Temes Senior Open Golf Tournament Hands Out 70 Million Drachmas

Kostas Karayiannis, Glyfada Golf Course; Petros Doukas, Hellenic Golf Federation; Achilleas Konstantokopoulos of TEMES (Messinias Tourism Enterprises); Chris Constantinides, TUI Hellas; and Martha Georgila, public relations executive for Saab-Hertz Hellas.
Ninety of the best senior golf professionals in the world (three are Greek) arrived in Athens last month to play a tournament that hands out some 70 million drachmas to winners. The tournament will be televised over 20 television stations around the world and be seen by some 140 million households.
Sponsors and organizers of the event said the aim of the tournament is to put Greece on the map as a up-market golfing destination and to attract international golf course builders.
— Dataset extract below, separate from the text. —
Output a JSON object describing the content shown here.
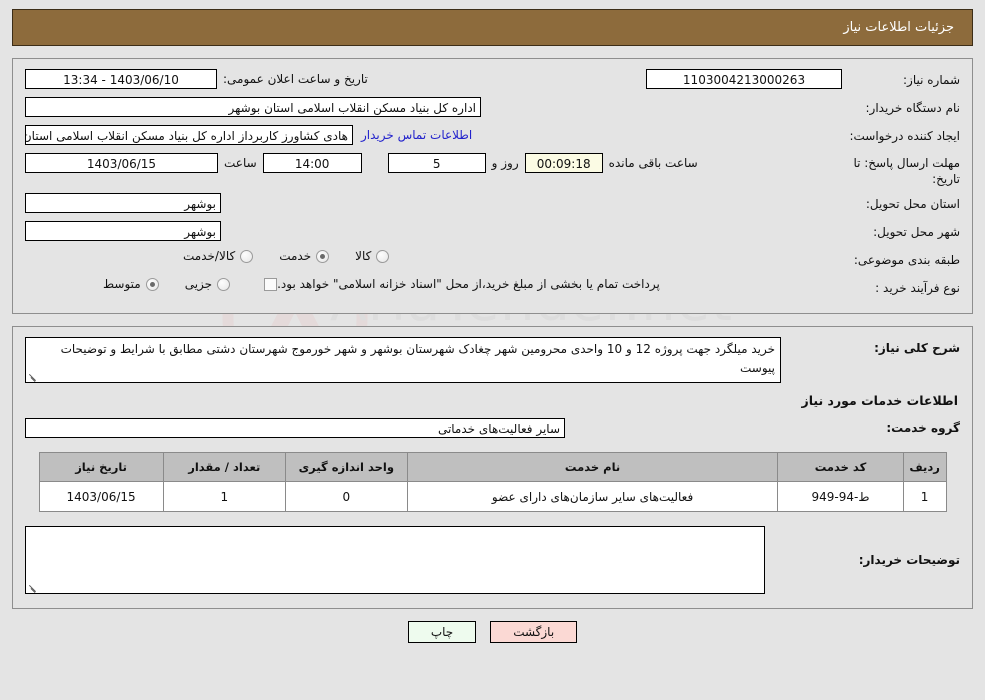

Achilleas Konstantokopoulos, managing director of TEMES (Messinias Tourism Enterprises), said during a press conference that this is the second year in a row his company sponsored the event, which is now an annual one. He also related some statistics on golfing in Greece.
He said there were around 1,200 players here and another 25,000 who were interested in the sport. Greece, he added, has one golf course for every two million people. By comparison, Spain and Portugal have a course for every 200,000 people. Portugal in particular has developed more than 80 golf courses within a decade. On a world level, the USA has 23 million golfers and 16,400 golf courses. Asia boasts 16.6 million golfers and 4,000 courses. Europe has built 5,300 courses for its 12 million golfers.
In the past decade, golfing as a sport has gown by leaps and bounds. The UK has almost four million golfers, while Germany and France have about 800,000 each. Italy saw the interest in playing the sport jump by some 80%. It now has 103,000 golfers. Countries like Norway and Austria posted increases of over 320% during the past decade.
In an attempt to develop golf in Greece, the Hellenic Tourism Organization has identified and approved locations for golf course development in the Aegean Islands, Attica, Central Greece, Chalkidiki, the Ionian Islands and the Peloponnese.
All existing courses in Greece were built in the 1960s and 1970s. Many golfers feel local facilities do not match Greece’s near-ideal conditions: year-round sunshine, a highly developed tourism infrastructure, beautiful scenery, and a booming economy.
This picture may soon change with the assistance of promotions like the Temes Seniors Open. Sponsors hope that the tournament will help Greece embark on a major expansion of its golfing facilities.
Presently, there are four 18-hole courses in the country, all in prime locations. The tree-lined layout at Glyfada is the oldest, built in 1962 and remodelled in 1979 by world-famous golf architect Robert Trent Jones. A second, at Afandou in Rodos, was built in 1974. A year later, two new courses opened, one at the Porto Carras tourism complex on the northern Halkidiki peninsula, and the other on the island of Corfu. The Corfu course is widely regarded as one of Europe’s most beautiful.
In 1997, a 9-hole course opened at Porto Elounda on the island of Crete and is a prelude to a new 18-hole complex now underway, managed by PGA GM of Bristol, UK.